Another expert said the following:

The practice of monitoring is that commercial radio is examined at least once every two years, and community radio once a year.  However, the examined period is never an entire year, but rather a couple of weeks “requested.” In other words, they have to send a CD of the programs broadcast during the weeks chosen along with a copy of the program plan. Moreover, this would not be required because for some time the media authorities have their own recording systems both in Budapest and in the county branch offices.  So they can examine any program at any time without requesting material.

We asked both NMHH and the Media Council whether they thought it strange that, despite committing to a higher Hungarian music ratio for the sake of being awarded additional points in the frequency tender evaluation, companies that do not broadcast Hungarian music for hours on end were winning radio tenders in certain cities connected to the Rádió 1 network.  To this the body responded that when evaluating the Radio Plus Kft. proposal the Media Council did not take general legal practice into consideration because it was the only applicant.

They also wrote that according to the media law local commercial radios (including the vast majority of radio stations in the countryside) are not required to fulfill the quota.

On the other hand, our expert warned that, while local radios are not required by law to fulfill the quota, the practice is not to award additional points in cases where the ratio of Hungarian music is less than 35.1 percent, while applicants offering to exceed this quota can receive an additional 5 points.
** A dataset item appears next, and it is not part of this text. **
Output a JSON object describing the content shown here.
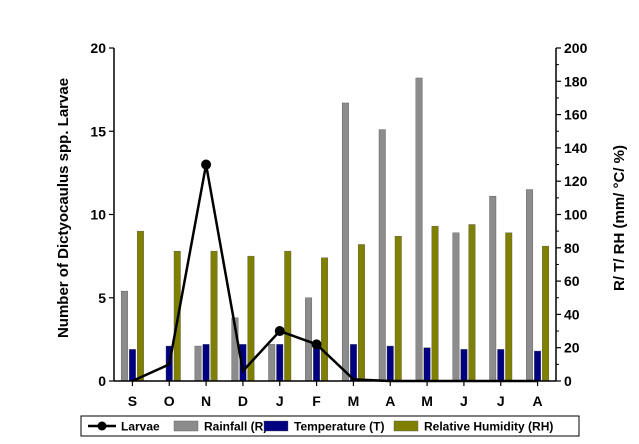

This means applicants failing to commit to playing a high ratio of Hungarian music practically have no chance of winning a frequency.

The expert believers the Media Council’s answers are cynical because it is not possible to know beforehand when applying for a radio frequency whether the party in question will be the only applicant, and for this reason everyone plays it safe by agreeing to play a higher ratio of Hungarian music. Among the major county radio stations there is not one that had not at least committed to uphold the 35.1 percent quota. For this reason local radio stations must also meet the quotas undertaken in their applications and radio stations are effectively obliged to honor the quotas even though the law does not pertain to them. On the other hand, Rádió 1 operator Radio Plus Kft. is a regional broadcaster, and is therefore legally bound.

We also asked the Media Council what it thought about the government’s film commissioner’s radio station not playing sufficient Hungarian music according to the law, to which it repeated its first answer, to wit: that the question of whether or not it fulfilled its quota would be examined after 2017.